Тут я почувствовал омерзение. На меня неожиданно накатила волна тоски пополам с тошнотой. Господи! Ушел от этой дряни и пошлости, чтобы здесь опять уткнуться в нее носом! Господи! Масонское «письмо щастя». Дрянь и пошлость…

Гнев и брезгливость взяли по кнуту и принялись нахлестывать мою душу. «Брудер… херба… мекум… – бормотал Карголомский, – хабео… шварц бок… безграмотный переписчик приплел сюда какого-то черного козла, ему прочие атрибуты показались недостаточно сильными…» Оба кнута опустились на мое сердце одновременно.
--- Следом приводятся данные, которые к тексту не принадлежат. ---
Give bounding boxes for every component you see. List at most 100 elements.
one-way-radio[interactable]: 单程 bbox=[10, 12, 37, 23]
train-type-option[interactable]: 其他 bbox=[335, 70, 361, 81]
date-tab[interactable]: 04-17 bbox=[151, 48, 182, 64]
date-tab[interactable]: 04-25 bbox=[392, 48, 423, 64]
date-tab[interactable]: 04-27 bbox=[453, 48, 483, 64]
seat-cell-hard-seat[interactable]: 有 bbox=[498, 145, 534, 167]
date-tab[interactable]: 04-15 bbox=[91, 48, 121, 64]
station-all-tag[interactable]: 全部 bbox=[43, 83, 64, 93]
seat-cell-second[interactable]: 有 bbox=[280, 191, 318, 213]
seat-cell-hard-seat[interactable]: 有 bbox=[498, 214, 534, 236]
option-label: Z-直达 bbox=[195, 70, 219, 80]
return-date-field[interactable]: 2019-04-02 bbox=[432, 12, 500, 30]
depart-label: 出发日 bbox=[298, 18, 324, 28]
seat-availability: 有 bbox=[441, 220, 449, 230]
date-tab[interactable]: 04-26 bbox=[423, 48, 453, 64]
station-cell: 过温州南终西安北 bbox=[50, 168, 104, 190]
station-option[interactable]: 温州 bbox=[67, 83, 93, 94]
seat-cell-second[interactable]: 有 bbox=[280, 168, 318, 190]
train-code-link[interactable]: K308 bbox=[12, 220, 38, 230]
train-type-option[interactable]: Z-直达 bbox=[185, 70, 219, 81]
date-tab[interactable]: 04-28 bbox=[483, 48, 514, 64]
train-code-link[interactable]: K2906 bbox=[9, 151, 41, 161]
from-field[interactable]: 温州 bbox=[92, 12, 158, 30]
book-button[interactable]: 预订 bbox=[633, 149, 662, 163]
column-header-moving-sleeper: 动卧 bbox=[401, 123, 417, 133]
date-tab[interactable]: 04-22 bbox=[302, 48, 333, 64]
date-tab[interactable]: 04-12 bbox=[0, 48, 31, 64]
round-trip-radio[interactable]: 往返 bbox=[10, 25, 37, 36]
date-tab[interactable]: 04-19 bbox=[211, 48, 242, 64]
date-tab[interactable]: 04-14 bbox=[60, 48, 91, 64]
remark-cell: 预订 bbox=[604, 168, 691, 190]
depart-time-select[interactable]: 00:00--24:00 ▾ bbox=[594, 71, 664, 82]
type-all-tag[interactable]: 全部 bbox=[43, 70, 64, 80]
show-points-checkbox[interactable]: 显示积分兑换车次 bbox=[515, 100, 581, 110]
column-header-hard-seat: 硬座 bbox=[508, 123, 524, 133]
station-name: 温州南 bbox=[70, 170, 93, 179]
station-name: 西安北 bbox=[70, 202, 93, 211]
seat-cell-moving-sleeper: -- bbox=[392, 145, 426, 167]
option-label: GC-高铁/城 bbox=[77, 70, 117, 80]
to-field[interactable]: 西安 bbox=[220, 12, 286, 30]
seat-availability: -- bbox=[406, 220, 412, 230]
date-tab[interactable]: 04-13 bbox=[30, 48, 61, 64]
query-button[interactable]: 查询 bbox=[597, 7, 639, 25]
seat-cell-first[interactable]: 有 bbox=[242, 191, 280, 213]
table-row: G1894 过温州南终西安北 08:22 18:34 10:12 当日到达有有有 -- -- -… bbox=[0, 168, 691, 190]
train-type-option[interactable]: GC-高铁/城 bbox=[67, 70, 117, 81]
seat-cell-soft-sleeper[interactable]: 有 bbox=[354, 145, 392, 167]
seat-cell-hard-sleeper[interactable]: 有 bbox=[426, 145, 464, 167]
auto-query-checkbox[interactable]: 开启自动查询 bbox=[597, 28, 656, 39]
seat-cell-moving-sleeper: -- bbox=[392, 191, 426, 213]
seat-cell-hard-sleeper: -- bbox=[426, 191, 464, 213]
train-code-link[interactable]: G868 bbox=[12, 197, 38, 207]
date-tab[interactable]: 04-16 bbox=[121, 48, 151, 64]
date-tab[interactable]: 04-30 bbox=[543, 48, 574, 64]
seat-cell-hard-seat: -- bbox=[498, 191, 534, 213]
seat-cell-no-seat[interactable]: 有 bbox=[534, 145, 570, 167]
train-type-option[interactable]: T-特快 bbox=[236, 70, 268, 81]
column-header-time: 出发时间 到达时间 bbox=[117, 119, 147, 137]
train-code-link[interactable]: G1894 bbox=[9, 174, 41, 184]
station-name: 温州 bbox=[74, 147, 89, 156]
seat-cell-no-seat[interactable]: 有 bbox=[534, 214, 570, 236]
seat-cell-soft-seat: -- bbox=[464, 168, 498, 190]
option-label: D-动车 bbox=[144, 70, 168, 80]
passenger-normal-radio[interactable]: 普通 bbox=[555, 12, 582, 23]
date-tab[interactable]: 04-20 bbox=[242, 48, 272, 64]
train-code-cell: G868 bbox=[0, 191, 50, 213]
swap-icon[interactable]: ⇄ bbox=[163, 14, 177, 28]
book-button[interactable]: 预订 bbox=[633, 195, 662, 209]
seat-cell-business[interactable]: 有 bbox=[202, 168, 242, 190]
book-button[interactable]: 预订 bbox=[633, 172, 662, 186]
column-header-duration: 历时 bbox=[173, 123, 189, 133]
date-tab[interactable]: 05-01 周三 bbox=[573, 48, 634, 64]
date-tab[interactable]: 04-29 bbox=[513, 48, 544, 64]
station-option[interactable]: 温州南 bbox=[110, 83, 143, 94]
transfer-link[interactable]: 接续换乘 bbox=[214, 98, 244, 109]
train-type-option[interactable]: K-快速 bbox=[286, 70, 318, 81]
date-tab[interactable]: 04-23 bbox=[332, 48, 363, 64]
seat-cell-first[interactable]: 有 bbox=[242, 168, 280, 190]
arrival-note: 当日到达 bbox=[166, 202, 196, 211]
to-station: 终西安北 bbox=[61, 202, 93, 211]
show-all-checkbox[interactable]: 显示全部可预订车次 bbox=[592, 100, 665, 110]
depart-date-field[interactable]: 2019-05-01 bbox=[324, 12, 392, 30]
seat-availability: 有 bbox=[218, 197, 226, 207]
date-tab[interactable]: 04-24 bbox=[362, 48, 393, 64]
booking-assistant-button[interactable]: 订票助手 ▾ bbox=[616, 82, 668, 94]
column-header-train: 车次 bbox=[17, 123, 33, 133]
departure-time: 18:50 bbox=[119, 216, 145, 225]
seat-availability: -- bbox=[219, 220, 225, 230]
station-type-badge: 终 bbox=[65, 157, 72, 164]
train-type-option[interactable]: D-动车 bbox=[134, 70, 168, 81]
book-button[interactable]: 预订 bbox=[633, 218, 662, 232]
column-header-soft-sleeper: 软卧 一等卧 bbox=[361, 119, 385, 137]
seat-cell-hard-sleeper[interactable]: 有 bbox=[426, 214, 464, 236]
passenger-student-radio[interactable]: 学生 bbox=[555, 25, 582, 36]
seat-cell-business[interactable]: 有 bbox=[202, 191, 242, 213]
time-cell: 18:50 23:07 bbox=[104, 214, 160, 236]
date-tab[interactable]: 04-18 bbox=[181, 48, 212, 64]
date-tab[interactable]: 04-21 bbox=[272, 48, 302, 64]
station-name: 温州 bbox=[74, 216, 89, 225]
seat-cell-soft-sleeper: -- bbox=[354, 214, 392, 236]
Повинуясь полыхнувшей боли, я выхватил бумажку из руки Карголомского и бросил ее в огонь.

Вайскопф с досады харкнул в костер, промахнулся, плевок поднял горячий пепел, тут же осевший на сапоге Ваньки Блохина. Тот, ни слова не говоря, сорвал зеленую ладошку подорожника, плюнул на нее и принялся тщательно протирать запачкавшийся мысок. Между тем, князь, глядя на корчи бумаги, облизанной пламенем, задумчиво сказал:

– Нет-нет! Напрасно, Мартин… Не скрою, дерзость господина Денисова пришлась мне по душе. Ночи и так хватает вокруг нас, к чему же заглядывать в глаза архаической тьме?

– Какая ж брехотень, – подал голос Ванька Блохин, вертевший сапог так и сяк: не осталось ли на нем хотя бы крупинки пепла. Жил в нем щеголь. Терпеть не мог Ванька Блохин дырок на исподнем, грязной обуви, мешковатой формы.